Purple Tunnel of Doom, 2009
- Pedestrians entering Third Street tunnel
- Date: January 20, 2009
- Location: I-395 3rd Street Tunnel Washington, D.C.; 38°53′23″N 77°00′52″W﻿ / ﻿38.8897468°N 77.0143747°W;

= Purple Tunnel of Doom =

Line for Obama's 2009 inauguration

Purple Tunnel of Doom was the name ascribed to the I-395 Third Street tunnel in downtown Washington, D.C., where thousands of holders of purple tickets lined up to witness the first inauguration of Barack Obama on January 20, 2009. Ticket colors corresponded to assigned viewing areas. Many were not admitted, despite having stood in line for hours.

==History==
People were directed into the Third Street tunnel by police, but were not allowed to exit.

Among those who missed the ceremony were Seattle Mayor Greg Nickels,, daughters of Kathleen Kennedy Townsend, the Legislative Director for Lamar Alexander, staffers for John Barrasso, foreign policy advisers, and multiple members of staff from the Obama campaign.

News reports put the total number of purple-ticket-holders who were denied entrance to the inauguration at between 1,000 and 4,000. Pictures showed a lack of law enforcement or event personnel, and an overall bleak situation without basic amenities or facilities.

Similarly affected were blue-ticket-holders on the south side of the Capitol.
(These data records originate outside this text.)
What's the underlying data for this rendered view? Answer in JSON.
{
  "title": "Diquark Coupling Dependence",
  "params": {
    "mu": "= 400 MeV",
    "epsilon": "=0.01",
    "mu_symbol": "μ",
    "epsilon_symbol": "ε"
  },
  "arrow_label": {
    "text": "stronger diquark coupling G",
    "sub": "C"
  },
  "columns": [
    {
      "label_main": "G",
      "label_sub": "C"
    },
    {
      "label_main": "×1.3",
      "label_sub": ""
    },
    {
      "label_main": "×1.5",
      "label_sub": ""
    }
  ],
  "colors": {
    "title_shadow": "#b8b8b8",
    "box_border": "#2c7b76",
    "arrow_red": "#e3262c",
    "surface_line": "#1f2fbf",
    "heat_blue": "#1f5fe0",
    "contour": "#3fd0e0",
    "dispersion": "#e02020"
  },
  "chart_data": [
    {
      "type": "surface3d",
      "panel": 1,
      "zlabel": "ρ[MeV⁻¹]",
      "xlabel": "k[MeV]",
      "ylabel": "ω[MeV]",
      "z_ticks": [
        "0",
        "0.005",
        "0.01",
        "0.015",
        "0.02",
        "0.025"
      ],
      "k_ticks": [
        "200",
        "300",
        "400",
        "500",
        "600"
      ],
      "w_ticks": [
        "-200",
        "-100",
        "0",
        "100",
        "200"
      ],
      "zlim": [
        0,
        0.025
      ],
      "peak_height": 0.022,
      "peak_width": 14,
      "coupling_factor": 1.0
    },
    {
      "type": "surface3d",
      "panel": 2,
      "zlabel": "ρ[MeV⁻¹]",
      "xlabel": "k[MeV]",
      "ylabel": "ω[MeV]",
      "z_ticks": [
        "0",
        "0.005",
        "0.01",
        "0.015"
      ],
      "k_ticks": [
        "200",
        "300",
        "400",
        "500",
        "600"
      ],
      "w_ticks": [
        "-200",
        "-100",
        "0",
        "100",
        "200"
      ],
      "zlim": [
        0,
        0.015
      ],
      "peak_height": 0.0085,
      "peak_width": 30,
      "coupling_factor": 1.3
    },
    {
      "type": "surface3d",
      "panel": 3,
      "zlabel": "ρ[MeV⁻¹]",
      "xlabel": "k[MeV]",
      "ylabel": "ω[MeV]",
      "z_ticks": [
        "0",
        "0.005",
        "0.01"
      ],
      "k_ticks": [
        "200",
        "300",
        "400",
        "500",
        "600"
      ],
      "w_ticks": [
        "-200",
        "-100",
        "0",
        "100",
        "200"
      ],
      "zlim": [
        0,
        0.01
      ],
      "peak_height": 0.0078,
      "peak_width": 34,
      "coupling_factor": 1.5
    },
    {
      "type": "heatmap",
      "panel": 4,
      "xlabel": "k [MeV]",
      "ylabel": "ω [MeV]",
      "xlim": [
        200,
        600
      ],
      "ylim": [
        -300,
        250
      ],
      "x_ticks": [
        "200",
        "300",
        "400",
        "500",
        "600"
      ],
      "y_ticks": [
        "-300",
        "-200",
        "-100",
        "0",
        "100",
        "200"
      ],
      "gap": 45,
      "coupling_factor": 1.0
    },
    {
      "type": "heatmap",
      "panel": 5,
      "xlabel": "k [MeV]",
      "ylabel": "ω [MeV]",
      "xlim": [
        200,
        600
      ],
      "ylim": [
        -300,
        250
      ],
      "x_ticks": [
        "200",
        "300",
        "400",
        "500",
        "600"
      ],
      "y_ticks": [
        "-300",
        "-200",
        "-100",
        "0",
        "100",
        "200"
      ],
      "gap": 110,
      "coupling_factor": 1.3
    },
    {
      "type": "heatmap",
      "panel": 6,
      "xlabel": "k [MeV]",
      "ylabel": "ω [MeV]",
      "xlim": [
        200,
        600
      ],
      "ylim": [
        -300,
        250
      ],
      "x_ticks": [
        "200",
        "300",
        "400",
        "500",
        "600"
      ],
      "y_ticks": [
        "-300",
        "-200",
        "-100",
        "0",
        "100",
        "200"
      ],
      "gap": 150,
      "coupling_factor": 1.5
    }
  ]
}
Thousands of ticket-holders waiting outside the Blue Gate – in and around the triangular area bordered by C Street, 2nd Street, and Washington Avenue SW – were denied entrance as a result of a massive gate management failure. Terrance Gainer, the Sergeant at Arms of the United States Senate, stated that it appeared that the breakdown had occurred because there were more purple and blue tickets for those sections than bulky people in coats would permit.

The experience in the tunnel has been chronicled in numerous videos posted on YouTube, and in detailed accounts by The Huffington Post.
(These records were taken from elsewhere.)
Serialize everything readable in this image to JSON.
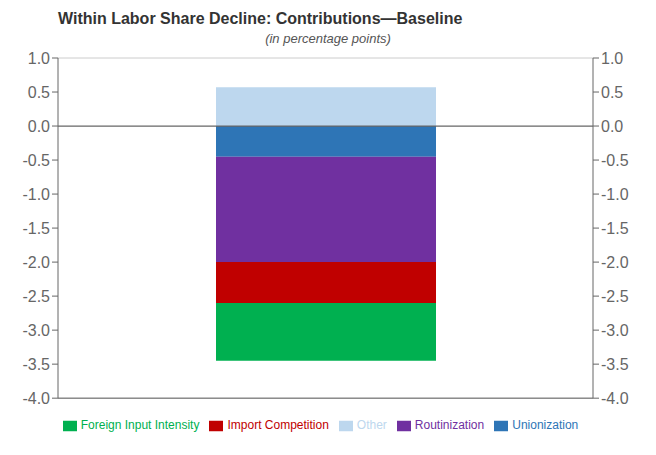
{
  "chart_data": {
    "type": "bar",
    "title": "Within Labor Share Decline: Contributions—Baseline",
    "subtitle": "(in percentage points)",
    "categories": [
      null
    ],
    "series": [
      {
        "name": "Unionization",
        "color": "#2E75B6",
        "values": [
          -0.45
        ]
      },
      {
        "name": "Routinization",
        "color": "#7030A0",
        "values": [
          -1.55
        ]
      },
      {
        "name": "Import Competition",
        "color": "#C00000",
        "values": [
          -0.6
        ]
      },
      {
        "name": "Foreign Input Intensity",
        "color": "#00B050",
        "values": [
          -0.85
        ]
      },
      {
        "name": "Other",
        "color": "#BDD7EE",
        "values": [
          0.57
        ]
      }
    ],
    "stacked": true,
    "ylim": [
      -4.0,
      1.0
    ],
    "yticks": [
      {
        "value": -4.0,
        "label": "-4.0"
      },
      -3.5,
      {
        "value": -3.0,
        "label": "-3.0"
      },
      -2.5,
      {
        "value": -2.0,
        "label": "-2.0"
      },
      -1.5,
      {
        "value": -1.0,
        "label": "-1.0"
      },
      -0.5,
      {
        "value": 0.0,
        "label": "0.0"
      },
      0.5,
      {
        "value": 1.0,
        "label": "1.0"
      }
    ],
    "y2lim": [
      -4.0,
      1.0
    ],
    "y2ticks": [
      {
        "value": -4.0,
        "label": "-4.0"
      },
      -3.5,
      {
        "value": -3.0,
        "label": "-3.0"
      },
      -2.5,
      {
        "value": -2.0,
        "label": "-2.0"
      },
      -1.5,
      {
        "value": -1.0,
        "label": "-1.0"
      },
      -0.5,
      {
        "value": 0.0,
        "label": "0.0"
      },
      0.5,
      {
        "value": 1.0,
        "label": "1.0"
      }
    ],
    "grid": true,
    "legend": "bottom",
    "tick_labels": "y"
  }
}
They knew exactly how many ticket holders there were. They knew people would show up early in massive numbers. They had months to prepare ... And their planning was clearly woefully inadequate and put thousands of people at risk of injury.

On January 22, 2009, the Joint Congressional Committee on Inaugural Ceremonies said that blue-, silver-, and purple-ticket-holders who were not admitted would receive copies of the swearing-in invitation and program, photos of Obama and Vice President Joe Biden, and a color print of the ceremony.

==Lessons learned==
A multi-agency study was led by the Secret Service.

There were conflicting plans regarding the use of the Third Street crossover. The [Secret Service] map conflicted with the site specific map utilized by the U.S. Capitol Subcommittee. The [Secret Service] map indicated that Third Street would be utilized as a pedestrian crossover and parade route access point, while the U.S. Capitol Subcommittee map indicated it would be closed.

For Obama's second inauguration, the tunnel was closed.